Extending the Law of Total Probability

You've encountered the Law of Total Probability for a two-event partition. We now extend it to any number of events.

A partition of the sample space $S$ is a collection of events $B_1, B_2, \ldots, B_n$ that are pairwise disjoint and whose union is $S$. Every outcome of the experiment belongs to exactly one of the $B_i$.

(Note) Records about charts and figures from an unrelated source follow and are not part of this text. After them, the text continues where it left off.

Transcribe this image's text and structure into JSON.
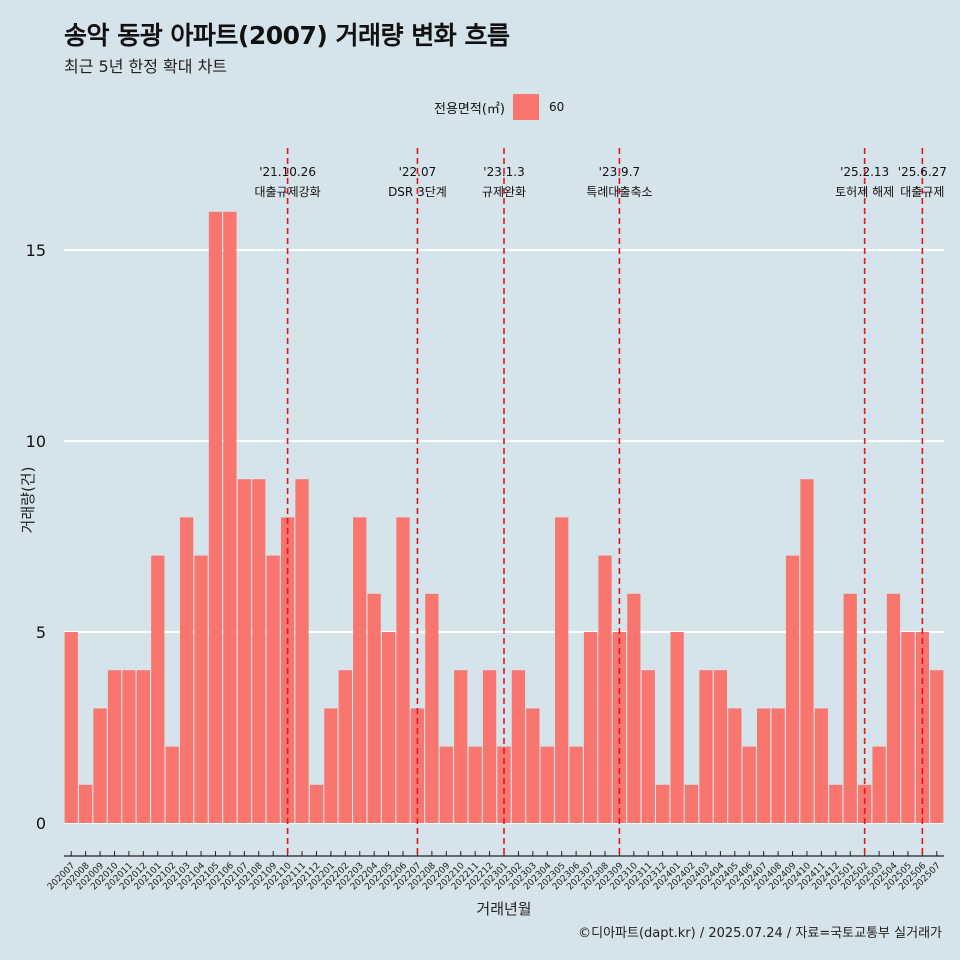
{
  "title": "송악 동광 아파트(2007) 거래량 변화 흐름",
  "subtitle": "최근 5년 한정 확대 차트",
  "legend": {
    "title": "전용면적(㎡)",
    "key": "60",
    "color": "#f8766d"
  },
  "caption": "©디아파트(dapt.kr) / 2025.07.24 / 자료=국토교통부 실거래가",
  "chart_data": {
    "type": "bar",
    "xlabel": "거래년월",
    "ylabel": "거래량(건)",
    "ylim": [
      0,
      16
    ],
    "yticks": [
      0,
      5,
      10,
      15
    ],
    "grid": true,
    "legend_position": "top",
    "bar_color": "#f8766d",
    "categories": [
      "202007",
      "202008",
      "202009",
      "202010",
      "202011",
      "202012",
      "202101",
      "202102",
      "202103",
      "202104",
      "202105",
      "202106",
      "202107",
      "202108",
      "202109",
      "202110",
      "202111",
      "202112",
      "202201",
      "202202",
      "202203",
      "202204",
      "202205",
      "202206",
      "202207",
      "202208",
      "202209",
      "202210",
      "202211",
      "202212",
      "202301",
      "202302",
      "202303",
      "202304",
      "202305",
      "202306",
      "202307",
      "202308",
      "202309",
      "202310",
      "202311",
      "202312",
      "202401",
      "202402",
      "202403",
      "202404",
      "202405",
      "202406",
      "202407",
      "202408",
      "202409",
      "202410",
      "202411",
      "202412",
      "202501",
      "202502",
      "202503",
      "202504",
      "202505",
      "202506",
      "202507"
    ],
    "series": [
      {
        "name": "60",
        "values": [
          5,
          1,
          3,
          4,
          4,
          4,
          7,
          2,
          8,
          7,
          16,
          16,
          9,
          9,
          7,
          8,
          9,
          1,
          3,
          4,
          8,
          6,
          5,
          8,
          3,
          6,
          2,
          4,
          2,
          4,
          2,
          4,
          3,
          2,
          8,
          2,
          5,
          7,
          5,
          6,
          4,
          1,
          5,
          1,
          4,
          4,
          3,
          2,
          3,
          3,
          7,
          9,
          3,
          1,
          6,
          1,
          2,
          6,
          5,
          5,
          4
        ]
      }
    ],
    "annotations": [
      {
        "index": 15.5,
        "date": "'21.10.26",
        "label": "대출규제강화"
      },
      {
        "index": 24.5,
        "date": "'22.07",
        "label": "DSR 3단계"
      },
      {
        "index": 30.5,
        "date": "'23.1.3",
        "label": "규제완화"
      },
      {
        "index": 38.5,
        "date": "'23.9.7",
        "label": "특례대출축소"
      },
      {
        "index": 55.5,
        "date": "'25.2.13",
        "label": "토허제 해제"
      },
      {
        "index": 59.5,
        "date": "'25.6.27",
        "label": "대출규제"
      }
    ]
  }
}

The extended Law of Total Probability states that for any event $A$ and any partition $B_1, \ldots, B_n$ of $S$,

$$P(A) = \sum_{i=1}^{n} P(A \mid B_i)\, P(B_i) = P(A \mid B_1) P(B_1) + P(A \mid B_2) P(B_2) + \cdots + P(A \mid B_n) P(B_n).$$

For example, suppose $B_1, B_2, B_3$ partition $S$ with

$$P(B_1) = 0.5,\quad P(B_2) = 0.3,\quad P(B_3) = 0.2,$$

and the conditional probabilities of an event $A$ are

$$P(A \mid B_1) = 0.4,\quad P(A \mid B_2) = 0.2,\quad P(A \mid B_3) = 0.1.$$

Then

$$P(A) = 0.5 \cdot 0.4 + 0.3 \cdot 0.2 + 0.2 \cdot 0.1 = 0.20 + 0.06 + 0.02 = 0.28.$$

Notice that the weights $P(B_i)$ must sum to $1$, since the $B_i$ partition $S$.